While in acting school her peers, Betty Davis among them, seemed more fortunate, and her teacher told her that she had "no future as an actress." However, she began working, appearing first on Broadway and then moving to Hollywood to get a role in a movie. After signing a contract with RKO Pictures, she got a few good roles ("High Society," 1935; "Dance Girl," 1940), but mostly played small roles in second-rate films. In the 1940s she signed a contract with MGM, but did not achieve much, and in Hollywood she was called a "second-rate queen."

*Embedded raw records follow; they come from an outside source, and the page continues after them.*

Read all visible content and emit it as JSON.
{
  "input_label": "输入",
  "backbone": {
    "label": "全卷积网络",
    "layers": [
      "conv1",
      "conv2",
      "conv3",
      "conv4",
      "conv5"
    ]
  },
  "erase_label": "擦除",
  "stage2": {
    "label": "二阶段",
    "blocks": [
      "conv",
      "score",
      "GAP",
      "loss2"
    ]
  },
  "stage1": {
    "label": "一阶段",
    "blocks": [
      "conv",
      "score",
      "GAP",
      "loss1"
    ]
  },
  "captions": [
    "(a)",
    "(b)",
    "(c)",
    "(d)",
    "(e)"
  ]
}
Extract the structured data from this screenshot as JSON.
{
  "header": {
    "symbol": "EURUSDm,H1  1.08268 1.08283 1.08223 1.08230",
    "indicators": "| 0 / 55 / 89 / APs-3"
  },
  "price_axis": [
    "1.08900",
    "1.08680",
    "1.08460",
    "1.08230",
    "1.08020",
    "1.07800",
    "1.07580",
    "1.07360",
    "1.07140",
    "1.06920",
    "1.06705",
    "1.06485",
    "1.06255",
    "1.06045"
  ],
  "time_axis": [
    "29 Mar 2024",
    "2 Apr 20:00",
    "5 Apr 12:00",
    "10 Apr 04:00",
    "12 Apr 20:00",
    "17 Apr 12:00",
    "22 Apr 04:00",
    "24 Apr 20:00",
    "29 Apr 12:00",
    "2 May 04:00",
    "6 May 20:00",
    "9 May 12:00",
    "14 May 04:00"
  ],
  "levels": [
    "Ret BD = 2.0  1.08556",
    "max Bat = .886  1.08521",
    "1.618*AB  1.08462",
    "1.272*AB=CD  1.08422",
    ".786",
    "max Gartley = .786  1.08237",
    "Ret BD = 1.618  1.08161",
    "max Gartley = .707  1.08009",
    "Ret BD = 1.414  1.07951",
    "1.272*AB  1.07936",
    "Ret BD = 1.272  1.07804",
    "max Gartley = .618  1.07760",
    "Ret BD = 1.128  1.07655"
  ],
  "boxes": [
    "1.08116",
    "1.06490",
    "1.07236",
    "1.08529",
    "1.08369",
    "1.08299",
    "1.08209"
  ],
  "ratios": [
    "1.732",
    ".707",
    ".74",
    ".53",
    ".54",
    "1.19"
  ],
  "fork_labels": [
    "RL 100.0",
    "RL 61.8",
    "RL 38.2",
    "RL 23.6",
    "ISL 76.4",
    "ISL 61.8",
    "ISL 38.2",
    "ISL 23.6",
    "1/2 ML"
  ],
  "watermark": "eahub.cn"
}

In 1940, Ball met Cuban musician Desi Arnaz among the actors in Too Many Girls (1940). After a dizzying romance, the couple married. A few years later, Ball starred in the radio comedy My Favorite Husband. In 1950, CBS offered to make a pilot television version of the show. Ball and Arnaz wanted starring roles, but CBS felt that audiences were not ready for a Cuban married to an American woman. In the end, the couple persuaded to let them play, taking professional and financial risks. "I Love Lucy" came out in 1951 and became the model for all subsequent sitcoms. The show ran for six years, despite actor conflicts, off-shoots, stiff competition and Ball and Arnaz's two children. The couple divorced in 1960, but continued to play the same roles in "The Lucy Show" and "Here and Lucy," occasionally interrupting to work in movies ("Yours, Mine and Ours," 1968; "Mame," 1974).
She died in 1989 (Los Angeles, California, USA).